For further proof, here’s a B2B success story:
|Maersk, the Marvellous
In 2016, Maersk, a B2B company and the world's biggest container shipping company, reported a loss of $1.9bn. The same year, the company announced a reinvention by adding logistics and supply chain management to its portfolio.
Maersk's marketing plans encompassed a five-year brand-building plan with increased spending. To make this new direction successful, it eschewed traditional B2B tactics. Instead, Maersk used B2C strategies, including PR, innovative media planning, and alternative ways to better understand customer behaviours in and out of work. The creative concepts were humorous, fun, and imaginative and used storytelling to change brand perceptions.

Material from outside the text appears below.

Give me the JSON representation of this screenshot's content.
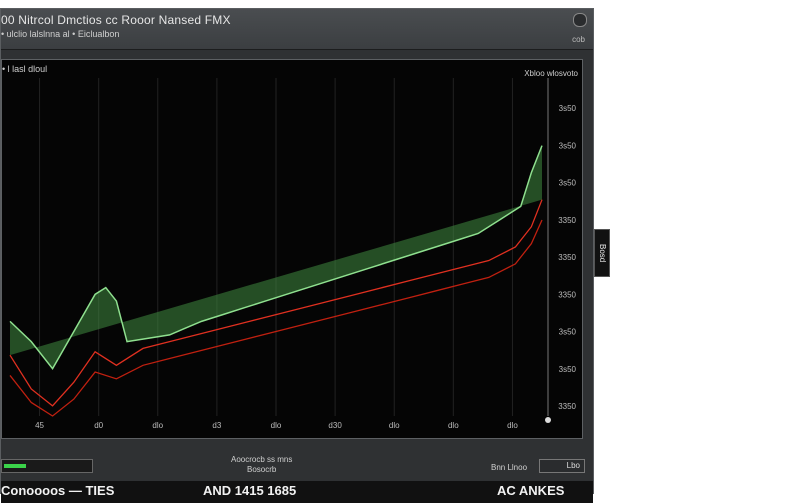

The B2C approach helped drive a net profit of $18bn in 2021 and Maersk won multiple marketing awards, including a B2B Grand Prix from Cannes Lions, and appeared in Time Magazine's 100 most influential companies in 2021 and 2022.
We’ve given examples of what not to do, so what makes a good ad? Below are some best practice principles of creative advertising that can be applied to B2B work:
- Branding and distinctive elements.
- Branding and distinctive assets should feature prominently, regularly, and early on in your ad (‘Anatomy of a Great B2B Ad’). Don’t fall into the trap of having them only appear on the end card.
- This Liberty Mutual ad is a great example of branding – see how many branding opportunities are present in the first frame alone.
- Use creative that integrates with the branding – like Coco-Cola’s branded Christmas delivery truck where the creative is designed around the branding.
- Use scenarios and copy that provoke positive emotions.
- The most important emotion to elicit is happiness; surprise is a close second (see LinkedIn’s analysis).
- Also, consider the intensity of emotion.
- Characters or fluent devices.
- ‘Fluent devices’ carried over from advert to advert help viewers recognise something quickly. Great fluent devices deliver positive emotion more quickly.
- Examples of fluent devices include characters, like Meerkats and Salesforce’s Astro (see the ‘living’) , or straplines, like ‘Should’ve gone to Specsavers’.
- Music or soundtrack.
- Good music has a powerful effect on positive emotions (see LinkedIn’s analysis).
- All music must match the sentiment of the ad.
- Buying situations, context, and storytelling.
- All advertising needs to link to ‘situational awareness’. Customers need to connect your ads to how and why they will buy your products, so invest in campaigns that showcase your core buying situations.
- Focus on citing your products in societal or medical contexts to make them relevant, interesting, and alive (rather than listing product features).
- Create memories and commit to your creation: run campaigns for longer and use more channels.
- Say no to stop-and-start advertising campaigns and disposable ads.
Being creative and using tactics such as storytelling and characters to build emotion into advertising campaigns pays dividends by creating memory structures that, in turn, make your brand memorable. This memorability helps you be the brand of choice and therefore gets you more market share.
A final word from a customer’s perspective
It is tempting to view B2B customers solely through a B2B-business lens. But remember that these people who buy toothpaste, holidays, and home insurance are also your customers. Your B2B audience is already aware of and moved by B2C creative advertising. So why not B2B creative advertising too?
A creative approach elicits emotions, creates memories, and increases market share.
So, what’s stopping you? Be more creative!